Supportive care remains the mainstay of COVID-19 treatment in the absence of proven effective drugs. Most patients on ECMO also received prolonged IMV support, which requires meticulous airway management. In these patients, tracheotomy would reduce the need for sedation, enable oral intake, facilitate the efficient suction of secretions, allow for early rehabilitation, and facilitate weaning from IMV. We demonstrated that patients who received a tracheotomy had independently increased odds of ECMO weaning, even in the presence of greatly delayed therapy (median duration: 25 days post-intubation). Prolonged intubation and associated sedation would inevitably render the patient vulnerable to ventilator-associated pneumonia, which would further exacerbate the disease. The observed high mortality rate in the present study may be partially ascribed to the delay in tracheotomy. This delay may be attributable to i) concerns about tracheotomy-provoked aerosol-mediated transmission due to a lack of knowledge about the transmission dynamics of SARS-CoV-2 during the early phases of the pandemic and ii) concerns about uncontrollable bleeding due to heparization. In fact, tracheotomy might be considered before ECMO initiation. Otherwise, the anticoagulation intensity should be reduced, and deep anesthesia would be required at the time of tracheotomy during an ECMO run .

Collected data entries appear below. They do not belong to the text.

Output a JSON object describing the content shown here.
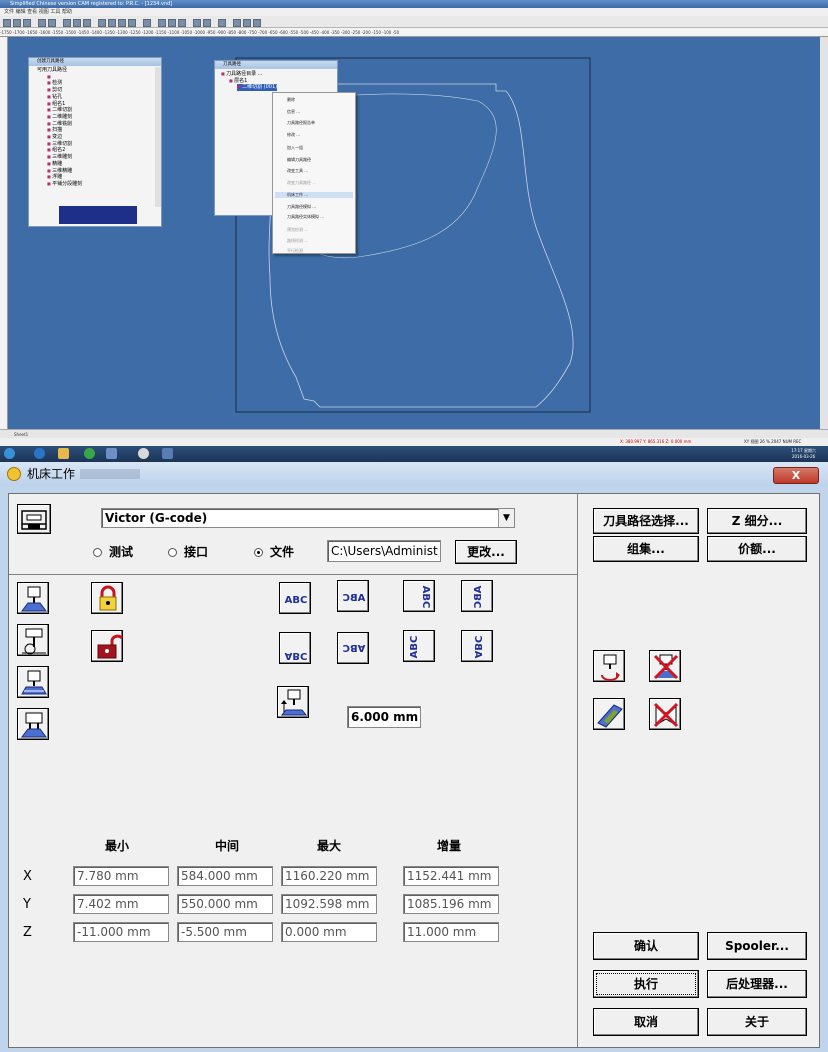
{
  "app": {
    "title": "Simplified Chinese  version  CAM registered to: P.R.C. - [1234.vnd]",
    "menu": "文件  编辑  查看  视图  工具  帮助",
    "ruler": "-1750  -1700  -1650  -1600  -1550  -1500  -1450  -1400  -1350  -1300  -1250  -1200  -1150  -1100  -1050  -1000  -950  -900  -850  -800  -750  -700  -650  -600  -550  -500  -450  -400  -350  -300  -250  -200  -150  -100  -50",
    "sheet_tab": "Sheet1",
    "status_coords": "X: 380.997   Y: 865.316   Z: 0.000 mm",
    "status_right": "XY 视图   26 % 2047  NUM  REC",
    "clock_time": "17:17 星期六",
    "clock_date": "2016-03-26"
  },
  "panel_tools": {
    "title": "创建刀具路径",
    "root": "可用刀具路径",
    "items": [
      "检测",
      "剪切",
      "钻孔",
      "组名1",
      "二维切割",
      "二维雕刻",
      "二维铣削",
      "扫描",
      "变边",
      "三维切割",
      "组名2",
      "三维雕刻",
      "精雕",
      "三维精雕",
      "浮雕",
      "平铺分段雕刻"
    ]
  },
  "panel_list": {
    "title": "刀具路径",
    "root": "刀具路径目录 ...",
    "layer": "层名1",
    "selected": "二维切割 (001)"
  },
  "context_menu": {
    "items": [
      "删除",
      "信息 ...",
      "刀具路径报告单",
      "修改 ...",
      "加入一组",
      "编辑刀具路径",
      "改变工具 ...",
      "改变刀具路径 ...",
      "机床工作 ...",
      "刀具路径模拟 ...",
      "刀具路径实体模拟 ...",
      "预览检测 ...",
      "路线检测 ...",
      "平行检测"
    ]
  },
  "dialog": {
    "title": "机床工作",
    "close": "X",
    "machine": "Victor (G-code)",
    "radio_test": "测试",
    "radio_port": "接口",
    "radio_file": "文件",
    "file_path": "C:\\Users\\Administ",
    "change_btn": "更改...",
    "abc_texts": [
      "ABC",
      "ABC",
      "ABC",
      "ABC",
      "ABC",
      "ABC",
      "ABC",
      "ABC"
    ],
    "safe_z": "6.000 mm",
    "headers": {
      "min": "最小",
      "mid": "中间",
      "max": "最大",
      "inc": "增量"
    },
    "rows": [
      {
        "axis": "X",
        "min": "7.780 mm",
        "mid": "584.000 mm",
        "max": "1160.220 mm",
        "inc": "1152.441 mm"
      },
      {
        "axis": "Y",
        "min": "7.402 mm",
        "mid": "550.000 mm",
        "max": "1092.598 mm",
        "inc": "1085.196 mm"
      },
      {
        "axis": "Z",
        "min": "-11.000 mm",
        "mid": "-5.500 mm",
        "max": "0.000 mm",
        "inc": "11.000 mm"
      }
    ],
    "buttons": {
      "toolpath_select": "刀具路径选择...",
      "z_detail": "Z 细分...",
      "group": "组集...",
      "price": "价额...",
      "confirm": "确认",
      "spooler": "Spooler...",
      "execute": "执行",
      "postprocessor": "后处理器...",
      "cancel": "取消",
      "about": "关于"
    }
  },
  "colors": {
    "canvas": "#3d6ca6",
    "abc_text": "#1f2e9a",
    "lock_red": "#c8141e",
    "close_red": "#c0392b"
  }
}
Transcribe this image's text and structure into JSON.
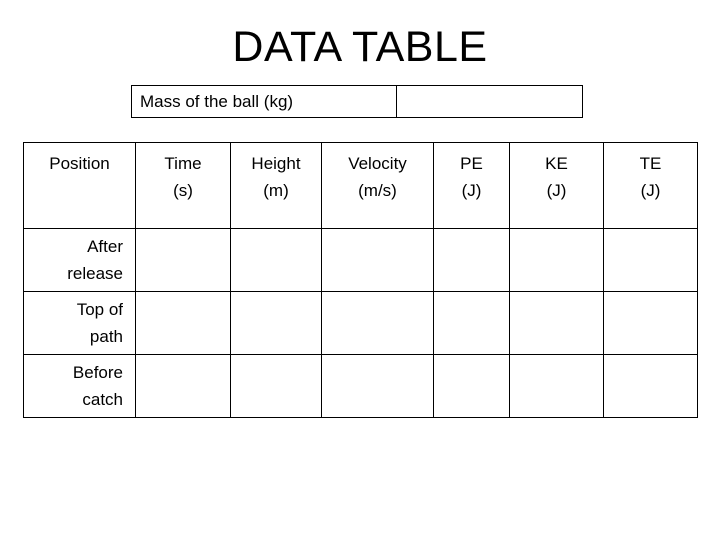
{
  "page": {
    "title": "DATA TABLE",
    "background_color": "#ffffff",
    "text_color": "#000000",
    "border_color": "#000000"
  },
  "mass_box": {
    "label": "Mass of the ball (kg)",
    "value": ""
  },
  "table": {
    "headers": [
      {
        "name": "Position",
        "unit": ""
      },
      {
        "name": "Time",
        "unit": "(s)"
      },
      {
        "name": "Height",
        "unit": "(m)"
      },
      {
        "name": "Velocity",
        "unit": "(m/s)"
      },
      {
        "name": "PE",
        "unit": "(J)"
      },
      {
        "name": "KE",
        "unit": "(J)"
      },
      {
        "name": "TE",
        "unit": "(J)"
      }
    ],
    "rows": [
      {
        "label_line1": "After",
        "label_line2": "release",
        "cells": [
          "",
          "",
          "",
          "",
          "",
          ""
        ]
      },
      {
        "label_line1": "Top of",
        "label_line2": "path",
        "cells": [
          "",
          "",
          "",
          "",
          "",
          ""
        ]
      },
      {
        "label_line1": "Before",
        "label_line2": "catch",
        "cells": [
          "",
          "",
          "",
          "",
          "",
          ""
        ]
      }
    ]
  }
}
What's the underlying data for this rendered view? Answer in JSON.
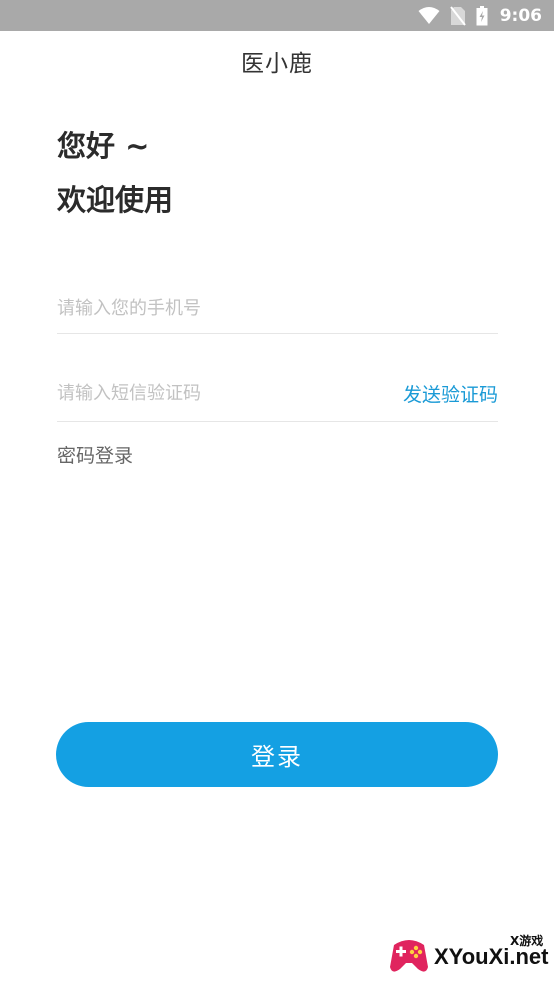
{
  "status_bar": {
    "time": "9:06",
    "icons": [
      "wifi-icon",
      "no-sim-icon",
      "battery-icon"
    ],
    "background": "#a9a9a9"
  },
  "header": {
    "title": "医小鹿"
  },
  "greeting": {
    "line1": "您好 ~",
    "line2": "欢迎使用"
  },
  "form": {
    "phone_placeholder": "请输入您的手机号",
    "phone_value": "",
    "code_placeholder": "请输入短信验证码",
    "code_value": "",
    "send_code_label": "发送验证码",
    "password_login_label": "密码登录"
  },
  "login_button": {
    "label": "登录"
  },
  "watermark": {
    "text": "XYouXi.net",
    "sub": "X游戏",
    "logo": "gamepad-logo"
  },
  "colors": {
    "accent": "#14a0e3",
    "link": "#1a9ad6",
    "placeholder": "#c2c2c2"
  }
}
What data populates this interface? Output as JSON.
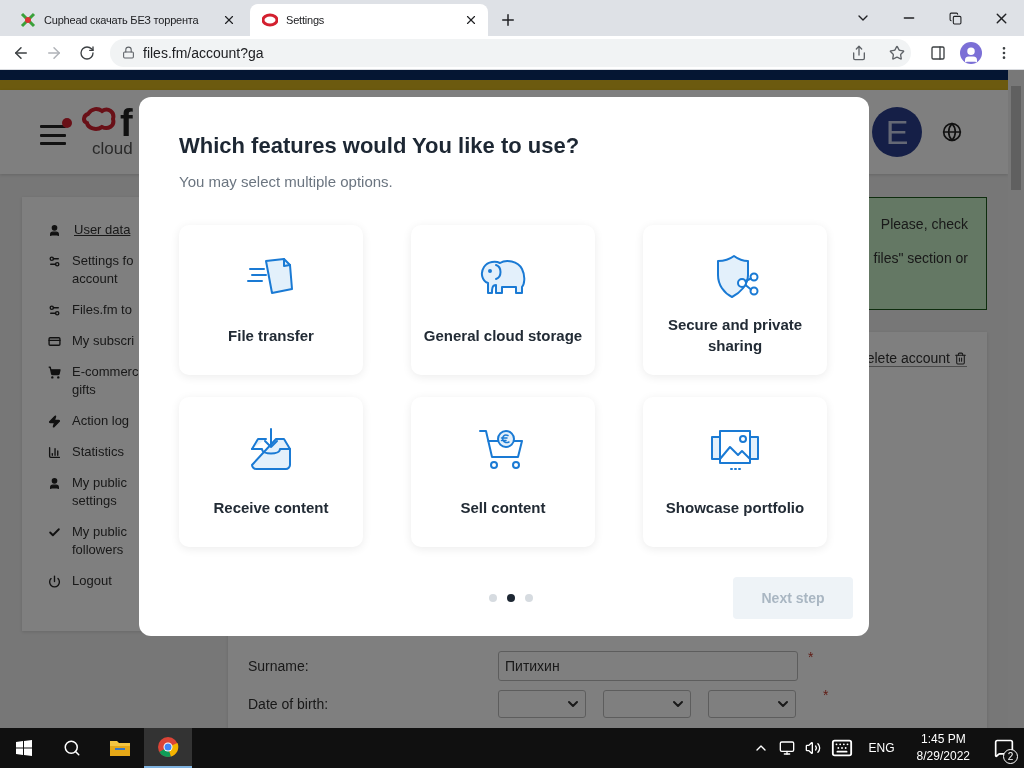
{
  "browser": {
    "tabs": [
      {
        "title": "Cuphead скачать БЕЗ торрента",
        "selected": false
      },
      {
        "title": "Settings",
        "selected": true
      }
    ],
    "address": "files.fm/account?ga"
  },
  "header": {
    "logo_letter": "f",
    "logo_tagline": "cloud",
    "avatar": "E"
  },
  "sidebar": {
    "items": [
      {
        "label": "User data",
        "kind": "user",
        "selected": true
      },
      {
        "label": "Settings fo\naccount",
        "kind": "cogs",
        "selected": false
      },
      {
        "label": "Files.fm to",
        "kind": "cogs",
        "selected": false
      },
      {
        "label": "My subscri",
        "kind": "card",
        "selected": false
      },
      {
        "label": "E-commerc\ngifts",
        "kind": "cart",
        "selected": false
      },
      {
        "label": "Action log",
        "kind": "bolt",
        "selected": false
      },
      {
        "label": "Statistics",
        "kind": "chart",
        "selected": false
      },
      {
        "label": "My public\nsettings",
        "kind": "user",
        "selected": false
      },
      {
        "label": "My public\nfollowers",
        "kind": "check",
        "selected": false
      },
      {
        "label": "Logout",
        "kind": "power",
        "selected": false
      }
    ]
  },
  "notice": {
    "lines": [
      "Please, check",
      "files\" section or"
    ]
  },
  "account": {
    "delete": "elete account",
    "fields": [
      {
        "label": "Surname:",
        "kind": "text",
        "value": "Питихин",
        "required_mark": "*"
      },
      {
        "label": "Date of birth:",
        "kind": "date",
        "required_mark": "*"
      }
    ]
  },
  "modal": {
    "title": "Which features would You like to use?",
    "subtitle": "You may select multiple options.",
    "options": [
      {
        "label": "File transfer",
        "kind": "transfer"
      },
      {
        "label": "General cloud storage",
        "kind": "storage"
      },
      {
        "label": "Secure and private sharing",
        "kind": "sharing"
      },
      {
        "label": "Receive content",
        "kind": "receive"
      },
      {
        "label": "Sell content",
        "kind": "sell"
      },
      {
        "label": "Showcase portfolio",
        "kind": "portfolio"
      }
    ],
    "pages": [
      {
        "selected": false
      },
      {
        "selected": true
      },
      {
        "selected": false
      }
    ],
    "next_button": {
      "label": "Next step",
      "disabled": true
    }
  },
  "taskbar": {
    "language": "ENG",
    "time": "1:45 PM",
    "date": "8/29/2022",
    "notifications": "2"
  }
}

Our propensity score-matched analysis revealed that critically ill COVID-19 patients who received ECMO had a better survival outcome than those who received only IMV. Here, ECMO was frequently used as a last resort when IMV therapy failed to provide oxygenation support, and not as a prophylactic therapy. Our finding was consistent with those of the CESAR study  and an analysis of the application of ECMO for H1N1-related ARDS . IMV strategies such as a higher PEEP, lung recruitment maneuvers, and a prone position might help during the early phase of refractory hypoxemia. However, most patients with COVID-19-related ARDS require a high driving pressure to maintain satisfactory oxygenation and overcome a low lung compliance, which increases the risk of ventilator-induced lung injury. Although ECMO is expertise- and cost-intensive and carries a higher likelihood of complications, this option provides a full support for oxygenation and CO2 removal, enables a “lung rest” ventilatory strategy, and provides time for virus clearance and lung recovery.
Our study has some limitations. First, the retrospective and uncontrolled nature increases the risk of bias in the study. Patients from seven hospitals were enrolled, and each patient was treated at the discretion of the treating hospital or even the attending physicians, without a consensus or a standard clinical pathway. Second, the respirator parameters (e.g., plateau pressures, tidal volumes, or PEEPs) were not routinely recorded. This limitation prohibited us from evaluating the role of IMV in the outcome of ECMO use. Third, although we included nearly all ECMO patients in Wuhan, the sample size remained relatively small. Therefore, the strength of our findings might be limited.